SUATU sore yang lembab, seorang petani Halmahera bercerita dengan mata sembab: kebun kecil yang baru ia buka, ditutup paksa. Tanamannya dicabut polisi hutan bersama aparat kehutanan. Ia sadar, ia salah melangkah, berkebun di kawasan yang oleh negara dicap terlarang. Ia terima itu, dengan pasrah yang getir.
Tetapi setiap hari, matanya juga menyaksikan hal yang lebih ganjil: pesisir yang hancur, pulau-pulau kecil yang semula berstatus lindung, begitu mudah diubah dengan selembar izin tambang. Hukum, rupanya, lebih mudah jatuh pada tangan rakyat kecil, sementara modal, bebas menulis ulang peta.
Kita tahu, pada 2020, pemerintah merevisi Undang-Undang Minerba. Sejak itu, izin-izin tambang tak lagi dikeluarkan pemerintah daerah, melainkan ditarik ke pusat. Alasannya: kepastian investasi, efektivitas birokrasi, harmonisasi hukum. Tetapi yang tampak di lapangan justru ironi.
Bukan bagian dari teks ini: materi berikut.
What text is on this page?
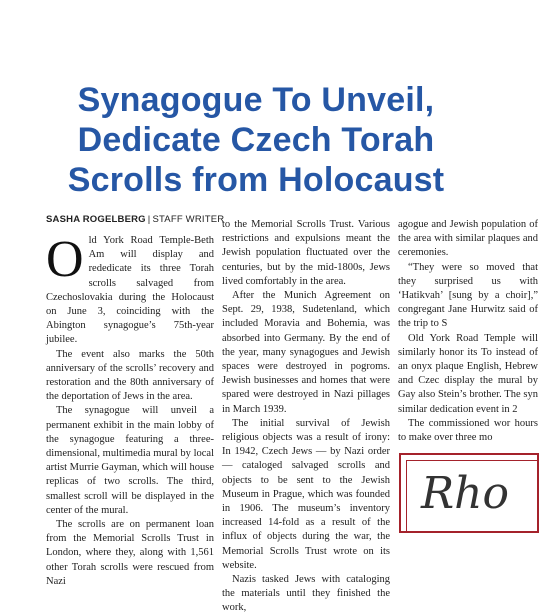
Synagogue To Unveil, Dedicate Czech Torah Scrolls from Holocaust
SASHA ROGELBERG | STAFF WRITER

Old York Road Temple-Beth Am will display and rededicate its three Torah scrolls salvaged from Czechoslovakia during the Holocaust on June 3, coinciding with the Abington synagogue’s 75th-year jubilee.

The event also marks the 50th anniversary of the scrolls’ recovery and restoration and the 80th anniversary of the deportation of Jews in the area.

The synagogue will unveil a permanent exhibit in the main lobby of the synagogue featuring a three-dimensional, multimedia mural by local artist Murrie Gayman, which will house replicas of two scrolls. The third, smallest scroll will be displayed in the center of the mural.

The scrolls are on permanent loan from the Memorial Scrolls Trust in London, where they, along with 1,561 other Torah scrolls were rescued from Nazi

to the Memorial Scrolls Trust. Various restrictions and expulsions meant the Jewish population fluctuated over the centuries, but by the mid-1800s, Jews lived comfortably in the area.

After the Munich Agreement on Sept. 29, 1938, Sudetenland, which included Moravia and Bohemia, was absorbed into Germany. By the end of the year, many synagogues and Jewish spaces were destroyed in pogroms. Jewish businesses and homes that were spared were destroyed in Nazi pillages in March 1939.

The initial survival of Jewish religious objects was a result of irony: In 1942, Czech Jews — by Nazi order — cataloged salvaged scrolls and objects to be sent to the Jewish Museum in Prague, which was founded in 1906. The museum’s inventory increased 14-fold as a result of the influx of objects during the war, the Memorial Scrolls Trust wrote on its website.

Nazis tasked Jews with cataloging the materials until they finished the work,

agogue and Jewish population of the area with similar plaques and ceremonies.

“They were so moved that they surprised us with ‘Hatikvah’ [sung by a choir],” congregant Jane Hurwitz said of the trip to S

Old York Road Temple will similarly honor its To instead of an onyx plaque English, Hebrew and Czec display the mural by Gay also Stein’s brother. The syn similar dedication event in 2

The commissioned wor hours to make over three mo

Rho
Otonomi daerah yang dahulu dijanjikan sebagai jalan kedaulatan rakyat, kini digembosi. Pemerintah provinsi, apalagi kabupaten, tak lagi berdaulat atas ruangnya. Dari Jakarta, izin-izin itu meluncur bak titah kolonial.
Di titik inilah pandangan Henri Lefebvre menjadi terang. Ia menyebutnya sebagai produksi ruang yang timpang: negara dengan kuasa legalnya memagari rakyat, sekaligus membuka jalan lebar bagi modal. Atau dalam ungkapan David Harvey, inilah primitive accumulation yang diperbarui, perampasan ruang hidup yang dilegalkan atas nama pembangunan, atas nama investasi.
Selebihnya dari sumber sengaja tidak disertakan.